Pre-normalization provides better gradient flow in deep networks and is used by all LLaMA variants.

TransformerBlock

pub const TransformerBlock = struct {
    attention: MultiHeadAttention,
    ffn: FeedForward,
    norm1: Tensor(f32),         // attention sub-layer norm weights
    norm2: Tensor(f32),         // FFN sub-layer norm weights
    norm_placement: NormPlacement,
    norm_eps: f32,
    allocator: std.mem.Allocator,
};

A single transformer layer containing attention, feed-forward, and normalization sub-layers with residual connections.

Transformer

pub const Transformer = struct {
    blocks: []TransformerBlock,
    d_model: usize,
    num_layers: usize,
    allocator: std.mem.Allocator,
};

Stack of TransformerBlock layers. The full encoder or decoder body of a transformer model.


Public Functions

TransformerBlock.init

pub fn init(
    num_heads: usize,
    d_model: usize,
    d_ff: usize,
    ffn_type: FFNType,
    norm_placement: NormPlacement,
    norm_eps: f32,
    allocator: std.mem.Allocator,
) !TransformerBlock

Allocate a single transformer block with all sub-layer weights.

TransformerBlock.deinit

pub fn deinit(self: *TransformerBlock) void

Free all owned tensors.

TransformerBlock.forward

pub fn forward(
    self: TransformerBlock,
    input: Tensor(f32),
    mask: ?Tensor(f32),
    allocator: std.mem.Allocator,
) !Tensor(f32)

Forward pass through one transformer layer.

For PreNorm (LLaMA):

h = input + attention(rmsNorm(input))
output = h + ffn(rmsNorm(h))

Parameters:

Name Type Description
input Tensor(f32) Shape [seq_len, d_model]
mask ?Tensor(f32) Optional causal or padding mask
allocator Allocator Memory allocator

Returns: !Tensor(f32) with shape [seq_len, d_model].

Transformer.init

pub fn init(
    num_layers: usize,
    num_heads: usize,
    d_model: usize,
    d_ff: usize,
    ffn_type: FFNType,
    norm_placement: NormPlacement,
    norm_eps: f32,
    allocator: std.mem.Allocator,
) !Transformer

Allocate the full stack of transformer blocks.

Transformer.deinit

pub fn deinit(self: *Transformer) void

Free all blocks.

Transformer.forward

pub fn forward(
    self: Transformer,
    input: Tensor(f32),
    mask: ?Tensor(f32),
    allocator: std.mem.Allocator,
) !Tensor(f32)

Run the input through every layer sequentially.
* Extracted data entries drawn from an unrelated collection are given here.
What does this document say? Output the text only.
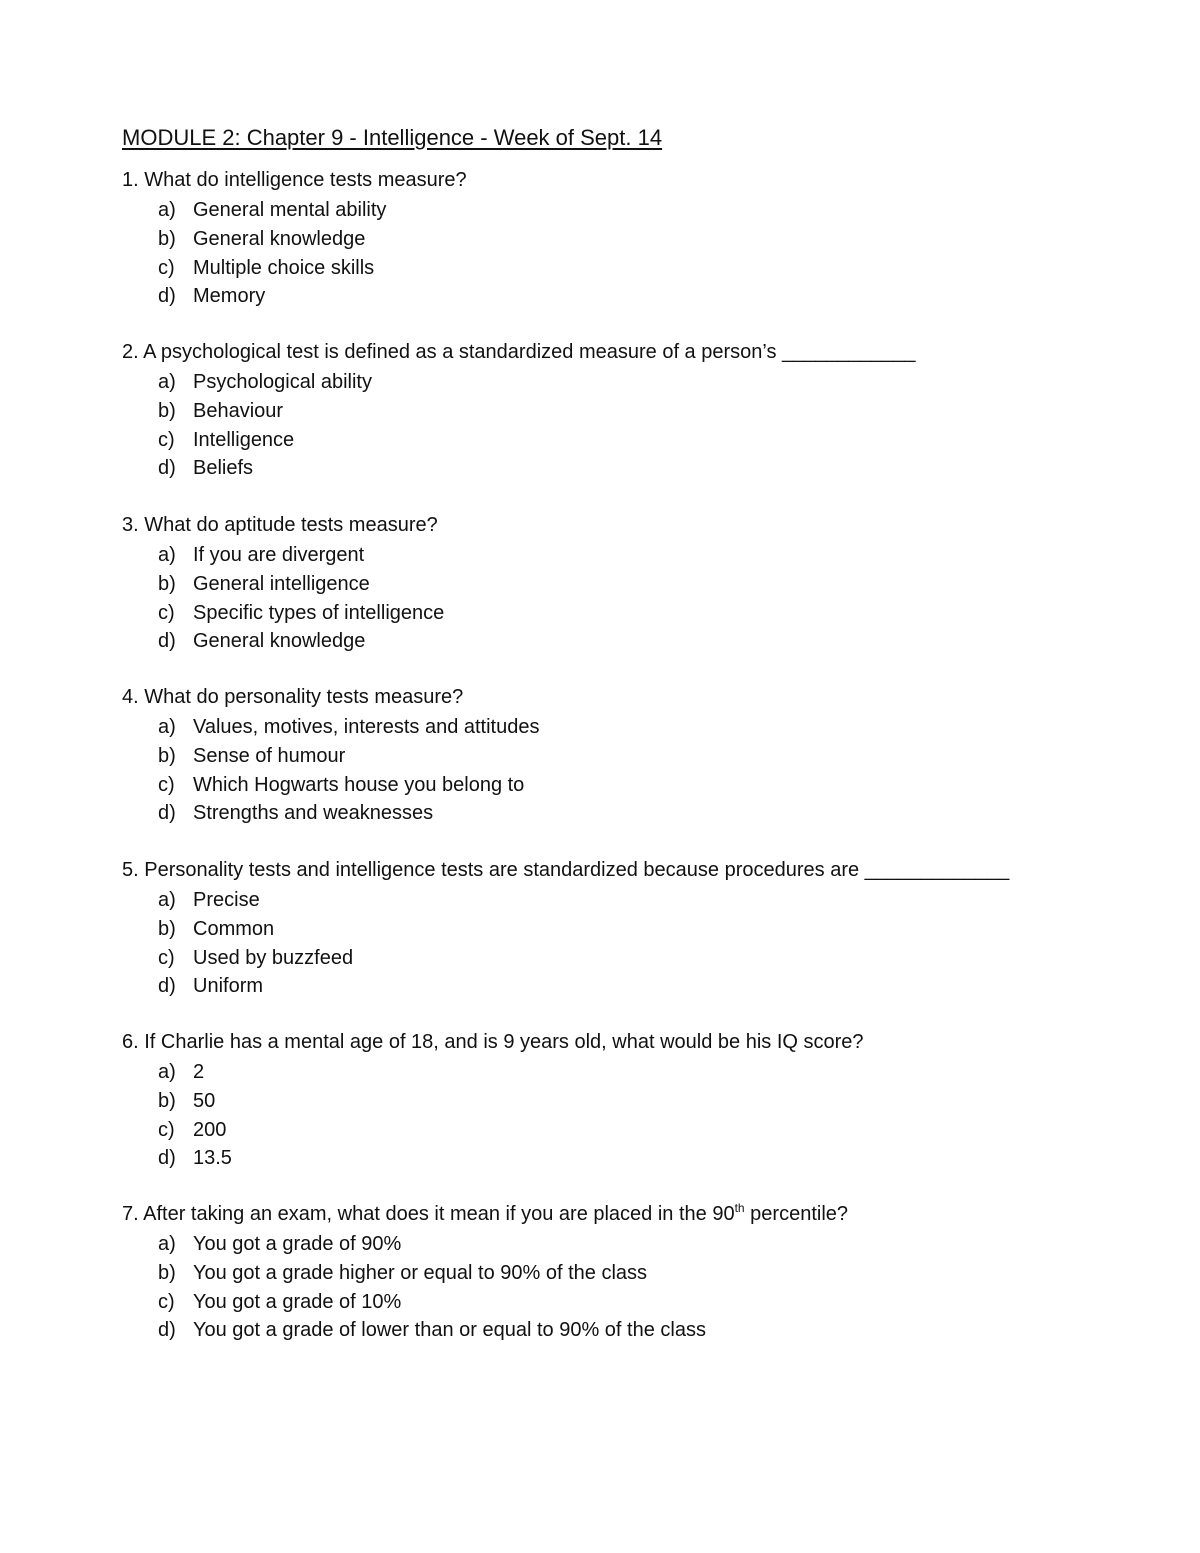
MODULE 2: Chapter 9 - Intelligence - Week of Sept. 14
1. What do intelligence tests measure?
a) General mental ability
b) General knowledge
c) Multiple choice skills
d) Memory
2. A psychological test is defined as a standardized measure of a person’s ____________
a) Psychological ability
b) Behaviour
c) Intelligence
d) Beliefs
3. What do aptitude tests measure?
a) If you are divergent
b) General intelligence
c) Specific types of intelligence
d) General knowledge
4. What do personality tests measure?
a) Values, motives, interests and attitudes
b) Sense of humour
c) Which Hogwarts house you belong to
d) Strengths and weaknesses
5. Personality tests and intelligence tests are standardized because procedures are _____________
a) Precise
b) Common
c) Used by buzzfeed
d) Uniform
6. If Charlie has a mental age of 18, and is 9 years old, what would be his IQ score?
a) 2
b) 50
c) 200
d) 13.5
7. After taking an exam, what does it mean if you are placed in the 90th percentile?
a) You got a grade of 90%
b) You got a grade higher or equal to 90% of the class
c) You got a grade of 10%
d) You got a grade of lower than or equal to 90% of the class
Each layer receives the output of the previous one.


Error Types

  • TensorError.IncompatibleShapes
  • TensorError.OutOfMemory

Usage Example

const tb = @import("zigllama").transformers.transformer_block;
const Tensor = @import("zigllama").foundation.tensor.Tensor;

// Build a 32-layer LLaMA-style transformer body
var transformer = try tb.Transformer.init(
    32,     // num_layers
    32,     // num_heads
    4096,   // d_model
    11008,  // d_ff
    .SwiGLU,
    .PreNorm,
    1e-5,
    allocator,
);
defer transformer.deinit();

var input = try Tensor(f32).init(allocator, &[_]usize{ 128, 4096 });
defer input.deinit();

var output = try transformer.forward(input, null, allocator);
defer output.deinit();